Metadata-Version: 2.4
Name: spdx-tools
Version: 0.8.5
Summary: SPDX parser and tools.
Author-email: "Ahmed H. Ismail" <ahm3d.hisham@gmail.com>
Maintainer: SPDX group at the Linux Foundation and others
Maintainer-email: Philippe Ombredanne <pombredanne@gmail.com>
License-Expression: Apache-2.0
Project-URL: Homepage, https://github.com/spdx/tools-python
Project-URL: Documentation, https://spdx.github.io/tools-python/
Project-URL: Repository, https://github.com/spdx/tools-python.git
Project-URL: Issues, https://github.com/spdx/tools-python/issues
Project-URL: Changelog, https://github.com/spdx/tools-python/blob/main/CHANGELOG.md
Classifier: Development Status :: 5 - Production/Stable
Classifier: Intended Audience :: Developers
Classifier: Intended Audience :: System Administrators
Classifier: Operating System :: OS Independent
Classifier: Programming Language :: Python :: 3
Classifier: Programming Language :: Python :: 3 :: Only
Classifier: Programming Language :: Python :: 3.10
Classifier: Programming Language :: Python :: 3.11
Classifier: Programming Language :: Python :: 3.12
Classifier: Programming Language :: Python :: 3.13
Classifier: Programming Language :: Python :: 3.14
Classifier: Topic :: Software Development :: Documentation
Classifier: Topic :: Software Development :: Libraries :: Python Modules
Classifier: Topic :: Utilities
Requires-Python: >=3.10
Description-Content-Type: text/markdown
License-File: LICENSE
Requires-Dist: beartype
Requires-Dist: click
Requires-Dist: license_expression
Requires-Dist: ply
Requires-Dist: pyyaml
Requires-Dist: rdflib
Requires-Dist: semantic_version
Requires-Dist: uritools
Requires-Dist: xmltodict
Provides-Extra: test
Requires-Dist: pyshacl; extra == "test"
Requires-Dist: pytest; extra == "test"
Requires-Dist: tzdata; extra == "test"
Provides-Extra: code-style
Requires-Dist: black; extra == "code-style"
Requires-Dist: flake8; extra == "code-style"
Requires-Dist: isort; extra == "code-style"
Provides-Extra: graph-generation
Requires-Dist: networkx; extra == "graph-generation"
Requires-Dist: pygraphviz; extra == "graph-generation"
Provides-Extra: development
Requires-Dist: black; extra == "development"
Requires-Dist: flake8; extra == "development"
Requires-Dist: isort; extra == "development"
Requires-Dist: networkx; extra == "development"
Requires-Dist: pyshacl; extra == "development"
Requires-Dist: pytest; extra == "development"
Dynamic: license-file

# Python library to parse, validate and create SPDX documents

CI status (Linux, macOS and Windows): [![Install and Test][1]][2]

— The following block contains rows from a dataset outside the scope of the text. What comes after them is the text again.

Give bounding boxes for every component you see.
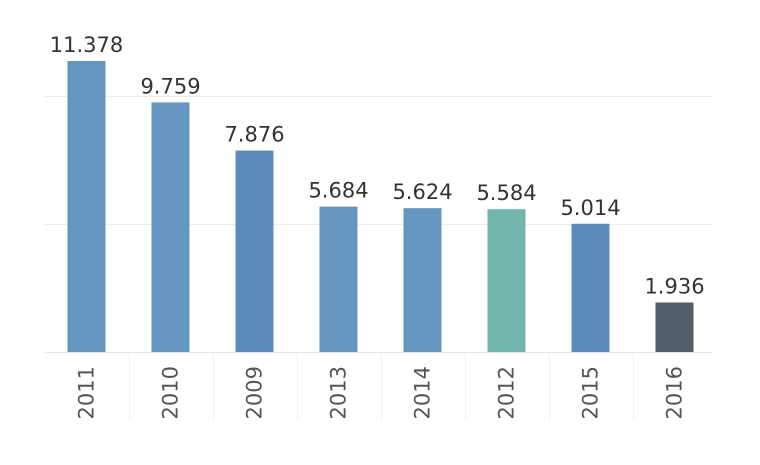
x-tick-label-2012: 2012 [495,366,519,419]
value-label-2015: 5.014 [560,196,620,220]
value-label-2016: 1.936 [644,274,704,298]
bar-2013[interactable] [319,206,358,352]
value-label-2012: 5.584 [476,181,536,205]
bar-2010[interactable] [151,102,190,352]
value-label-2010: 9.759 [140,74,200,98]
x-tick-label-2013: 2013 [327,366,351,419]
x-tick-label-2016: 2016 [663,366,687,419]
bar-2016[interactable] [655,302,694,352]
value-label-2014: 5.624 [392,180,452,204]
bar-2009[interactable] [235,150,274,352]
x-tick-label-2010: 2010 [159,366,183,419]
bars [67,61,694,352]
bar-2011[interactable] [67,61,106,352]
bar-2014[interactable] [403,208,442,352]
value-label-2009: 7.876 [224,123,284,147]
bar-2015[interactable] [571,223,610,352]
x-tick-label-2015: 2015 [579,366,603,419]
x-axis-ticks: 2011 2010 2009 2013 2014 2012 2015 2016 [75,366,687,419]
value-label-2011: 11.378 [50,33,123,57]
x-tick-label-2014: 2014 [411,366,435,419]
x-tick-label-2011: 2011 [75,366,99,419]
x-tick-label-2009: 2009 [243,366,267,419]
value-labels: 11.378 9.759 7.876 5.684 5.624 5.584 5.014 1.93… [50,33,705,298]
gridlines [45,96,713,420]
value-label-2013: 5.684 [308,179,368,203]
bar-2012[interactable] [487,209,526,352]
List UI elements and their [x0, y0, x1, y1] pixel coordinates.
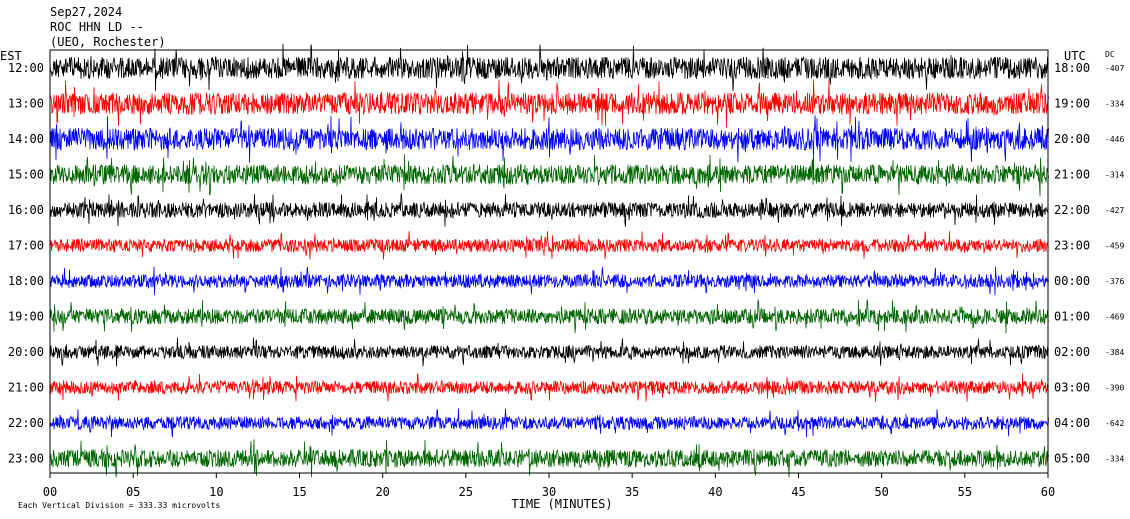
dc-offset-label: -314	[1105, 171, 1124, 180]
est-hour-label: 16:00	[8, 203, 44, 217]
dc-offset-label: -642	[1105, 419, 1124, 428]
trace-line	[49, 439, 1049, 478]
est-hour-label: 23:00	[8, 452, 44, 466]
x-tick-label: 55	[958, 485, 972, 499]
est-hour-label: 22:00	[8, 416, 44, 430]
trace-group	[49, 43, 1049, 478]
trace-line	[49, 115, 1049, 163]
x-tick-label: 45	[791, 485, 805, 499]
x-tick-label: 05	[126, 485, 140, 499]
x-tick-label: 50	[874, 485, 888, 499]
dc-offset-label: -334	[1105, 455, 1124, 464]
est-hour-label: 18:00	[8, 274, 44, 288]
utc-axis-label: UTC	[1064, 49, 1086, 63]
x-tick-label: 10	[209, 485, 223, 499]
x-tick-label: 25	[459, 485, 473, 499]
utc-hour-label: 20:00	[1054, 132, 1090, 146]
trace-line	[49, 408, 1049, 438]
utc-hour-label: 05:00	[1054, 452, 1090, 466]
est-hour-label: 15:00	[8, 168, 44, 182]
trace-line	[49, 43, 1049, 92]
dc-offset-label: -384	[1105, 348, 1124, 357]
utc-hour-label: 23:00	[1054, 239, 1090, 253]
trace-line	[49, 266, 1049, 296]
x-tick-label: 00	[43, 485, 57, 499]
dc-offset-label: -427	[1105, 206, 1124, 215]
label-group: 12:00 18:00 -407 13:00 19:00 -334 14:00 20:00 -4…	[0, 49, 1124, 511]
trace-line	[49, 79, 1049, 128]
est-hour-label: 12:00	[8, 61, 44, 75]
scale-footer: Each Vertical Division = 333.33 microvol…	[18, 501, 220, 510]
dc-offset-label: -469	[1105, 313, 1124, 322]
utc-hour-label: 19:00	[1054, 97, 1090, 111]
est-hour-label: 13:00	[8, 97, 44, 111]
est-hour-label: 19:00	[8, 310, 44, 324]
trace-line	[49, 298, 1049, 334]
trace-line	[49, 231, 1049, 260]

[1]: https://github.com/spdx/tools-python/actions/workflows/install_and_test.yml/badge.svg
[2]: https://github.com/spdx/tools-python/actions/workflows/install_and_test.yml

## Breaking changes v0.7 -> v0.8

Please be aware that the upcoming 0.8 release has undergone a significant refactoring in preparation for the upcoming
SPDX v3.0 release, leading to breaking changes in the API.
Please refer to the [migration guide](https://github.com/spdx/tools-python/wiki/How-to-migrate-from-0.7-to-0.8)
to update your existing code.

The main features of v0.8 are:

- full validation of SPDX documents against the v2.2 and v2.3 specification
- support for SPDX's RDF format with all v2.3 features
- experimental support for the upcoming SPDX v3 specification. Note, however, that support is neither complete nor
  stable at this point, as the spec is still evolving. SPDX3-related code is contained in a separate subpackage "spdx3"
  and its use is optional. We do not recommend using it in production code yet.

Note that v0.8 only supports **writing**, not **reading** SPDX 3.0 documents.
See [#760](https://github.com/spdx/tools-python/issues/760) for details.

## Information

This library implements SPDX parsers, convertors, validators and handlers in Python.

- Home: <https://github.com/spdx/tools-python>
- Issues: <https://github.com/spdx/tools-python/issues>
- PyPI: <https://pypi.python.org/pypi/spdx-tools>
- Browse the API: <https://spdx.github.io/tools-python>

Important updates regarding this library are shared via
the SPDX tech mailing list: <https://lists.spdx.org/g/Spdx-tech>.

## License

[Apache-2.0](LICENSE)

## Features

- API to create and manipulate SPDX v2.2 and v2.3 documents
- Parse, convert, create and validate SPDX files
- Supported formats: Tag/Value, RDF, JSON, YAML, XML
- Visualize the structure of a SPDX document by creating an `AGraph`.
  Note: This is an optional feature and requires
  additional installation of optional dependencies

## Experimental support for SPDX 3.0

- Create v3.0 elements and payloads
- Convert v2.2/v2.3 documents to v3.0
- Serialize to JSON-LD

See [Quickstart to SPDX 3.0](#quickstart-to-spdx-30) below.
The implementation is based on the descriptive Markdown files in the repository
<https://github.com/spdx/spdx-3-model>
(commit: a5372a3c145dbdfc1381fc1f791c68889aafc7ff).
The latest SPDX 3.0 model is available at
<https://spdx.github.io/spdx-spec/v3.0/serializations/>.

## Installation

As always you should work in a virtualenv (venv). You can install a local clone
of this repo with `yourenv/bin/pip install .` or install it from PyPI
(check for the [newest release](https://pypi.org/project/spdx-tools/#history) and install it like
`yourenv/bin/pip install spdx-tools==0.8.3`). Note that on Windows it would be `Scripts`
instead of `bin`.

## How to use

### Command-line usage

1. **PARSING/VALIDATING** (for parsing any format):

    - Use `pyspdxtools -i <filename>` where `<filename>` is the location of the file. The input format is inferred automatically from the file ending.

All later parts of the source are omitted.